Les capacités. Résolus à être parties prenantes dans les futures réformes foncières, les acteurs non étatiques doivent impérativement renforcer leurs capacités pour participer avec efficacité à des débats dominés par des marchands d’outils et des administrations foncières au lourd héritage colonial et fortement conservatrices. Il est par exemple aisé de convaincre un exploitant familial que l’idéal pour lui est de posséder un titre foncier *. Il est fréquent d’entendre des responsables paysans en revendiquer. Il est tout aussi aisé de convaincre un décideur politique que l’instauration d’un cadastre * en milieu rural résoudra tous les problèmes. Les idées simples sont les plus faciles à faire passer. Mais les outils ne sont pas neutres. Sans mesures fortes de régulation, cela reviendrait à créer un marché foncier officiel au sein duquel les plus puissants seront vainqueurs, car ils arriveront d’une façon ou d’une autre à acheter les terres des petits producteurs. La reconnaissance. La participation des acteurs non étatiques, et des autres acteurs, est liée à la qualité des dialogues politiques, qui doivent être inclusifs (ne pas exclure certaines catégories d’acteurs, identifier la diversité dont recèle une catégorie en apparence uniforme), informés (permettre à tous les groupes d’acteurs d’atteindre un seuil minimum d’informations sur le sujet) et équilibrés (éviter qu’un groupe d’acteurs ne nuise à la pleine participation des autres, faire en sorte que les points de vue légitimes sur les questions débattues pèsent sur les choix à opérer).
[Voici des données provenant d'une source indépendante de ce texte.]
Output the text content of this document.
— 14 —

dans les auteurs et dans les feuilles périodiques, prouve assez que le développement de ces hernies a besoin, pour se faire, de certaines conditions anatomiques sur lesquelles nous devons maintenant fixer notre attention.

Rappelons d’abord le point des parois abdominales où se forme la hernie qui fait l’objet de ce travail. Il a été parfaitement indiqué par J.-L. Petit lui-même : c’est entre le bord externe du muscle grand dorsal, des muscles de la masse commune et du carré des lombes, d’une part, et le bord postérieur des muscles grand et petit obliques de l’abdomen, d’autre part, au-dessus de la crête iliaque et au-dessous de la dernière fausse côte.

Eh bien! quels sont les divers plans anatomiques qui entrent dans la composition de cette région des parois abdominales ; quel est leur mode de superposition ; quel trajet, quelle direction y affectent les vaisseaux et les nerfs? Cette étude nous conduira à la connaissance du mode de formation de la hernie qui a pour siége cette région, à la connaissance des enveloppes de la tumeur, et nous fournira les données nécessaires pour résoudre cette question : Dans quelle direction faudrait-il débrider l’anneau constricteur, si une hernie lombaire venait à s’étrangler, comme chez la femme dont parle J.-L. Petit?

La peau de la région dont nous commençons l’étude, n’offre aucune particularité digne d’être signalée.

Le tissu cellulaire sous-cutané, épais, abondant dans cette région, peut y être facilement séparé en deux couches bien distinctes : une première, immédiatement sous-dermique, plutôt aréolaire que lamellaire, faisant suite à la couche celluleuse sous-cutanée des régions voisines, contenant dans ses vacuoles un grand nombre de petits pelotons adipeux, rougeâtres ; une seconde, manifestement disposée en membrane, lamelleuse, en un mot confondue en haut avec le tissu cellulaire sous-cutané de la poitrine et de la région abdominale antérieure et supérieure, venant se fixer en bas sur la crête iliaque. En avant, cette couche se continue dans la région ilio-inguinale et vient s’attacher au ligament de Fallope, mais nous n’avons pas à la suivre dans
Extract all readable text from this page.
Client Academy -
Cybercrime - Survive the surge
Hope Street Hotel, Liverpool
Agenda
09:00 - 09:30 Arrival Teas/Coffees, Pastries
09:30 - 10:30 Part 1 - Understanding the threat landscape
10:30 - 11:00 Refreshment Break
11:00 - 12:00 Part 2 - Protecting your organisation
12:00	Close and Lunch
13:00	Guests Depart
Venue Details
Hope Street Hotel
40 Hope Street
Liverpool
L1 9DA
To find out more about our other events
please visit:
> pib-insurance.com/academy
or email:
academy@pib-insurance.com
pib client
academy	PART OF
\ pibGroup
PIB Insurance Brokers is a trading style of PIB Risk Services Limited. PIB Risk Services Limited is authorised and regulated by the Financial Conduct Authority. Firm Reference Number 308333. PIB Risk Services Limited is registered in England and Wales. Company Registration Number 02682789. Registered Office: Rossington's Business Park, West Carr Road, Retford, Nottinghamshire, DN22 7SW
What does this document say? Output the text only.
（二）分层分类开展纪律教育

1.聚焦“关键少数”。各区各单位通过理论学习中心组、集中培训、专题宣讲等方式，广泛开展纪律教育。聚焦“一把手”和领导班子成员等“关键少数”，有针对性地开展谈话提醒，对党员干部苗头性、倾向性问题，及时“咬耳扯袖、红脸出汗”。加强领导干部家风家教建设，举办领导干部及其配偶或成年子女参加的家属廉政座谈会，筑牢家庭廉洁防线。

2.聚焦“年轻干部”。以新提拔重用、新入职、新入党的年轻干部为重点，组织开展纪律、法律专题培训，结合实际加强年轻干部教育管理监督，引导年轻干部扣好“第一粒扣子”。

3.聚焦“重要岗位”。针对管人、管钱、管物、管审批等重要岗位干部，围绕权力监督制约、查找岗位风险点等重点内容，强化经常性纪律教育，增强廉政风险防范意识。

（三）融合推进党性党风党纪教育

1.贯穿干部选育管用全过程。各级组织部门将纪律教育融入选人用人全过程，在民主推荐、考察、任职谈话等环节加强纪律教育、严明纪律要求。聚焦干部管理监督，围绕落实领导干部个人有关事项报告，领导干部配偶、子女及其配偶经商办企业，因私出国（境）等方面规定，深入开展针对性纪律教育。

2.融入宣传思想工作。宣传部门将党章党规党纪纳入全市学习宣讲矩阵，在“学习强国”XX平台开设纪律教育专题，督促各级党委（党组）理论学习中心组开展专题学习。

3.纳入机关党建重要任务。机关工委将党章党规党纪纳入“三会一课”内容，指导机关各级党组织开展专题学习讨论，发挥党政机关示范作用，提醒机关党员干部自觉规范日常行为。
La représentation. Enfin, la qualité de la représentation demeure également insuffisante : de nombreux progrès restent à réaliser pour que les « représentants » soient réellement porteurs des points de vue de leur groupe, et non pas de leurs propres points de vue. Il faut pour cela d’une part que les OSC et les OP soient organisées et qu’elles aient les moyens de le faire, d’autre part que les processus de réforme foncière prévoient des temps de concertation en interne.
Conclusion
Les innovations des réformes foncières contemporaines. On peut craindre que les évolutions récentes s’amplifient. Des réformes foncières profondes s’avèrent urgentes dans de nombreux pays. Parmi les directions que prennent les réformes foncières « alternatives » qui émergent, on peut citer les suivantes :
- L’abandon du principe de la domanialité *, selon lequel (en simplifiant) l’État est le détenteur, au nom de la Nation, de toutes les terres non immatriculées au profit de tiers ;
- La reconnaissance de l’existence de droits fonciers « coutumiers * » et le développement de nouveaux outils (attestations de possessions foncières au Burkina Faso, certificats fonciers au Bénin), pour les sécuriser dans leur diversité (droits individuels, collectifs…) avec la même valeur juridique que les titres fonciers et suivant des procédures bien plus accessibles que le système centenaire de l’immatriculation foncière * ;
- Le développement d’outils de sécurisation des transactions foncières (ventes, locations, prêts etc.) ;
- La décentralisation de la gestion foncière et la création d’institutions foncières locales avec lesquelles les chefferies coutumières doivent « composer » ;
- La mise en place d’une procédure obligatoire pour tenter de concilier les conflits avant qu’ils ne soient portés devant un tribunal ;
- L’instauration de mesures de discrimination positive en faveur des femmes et des jeunes.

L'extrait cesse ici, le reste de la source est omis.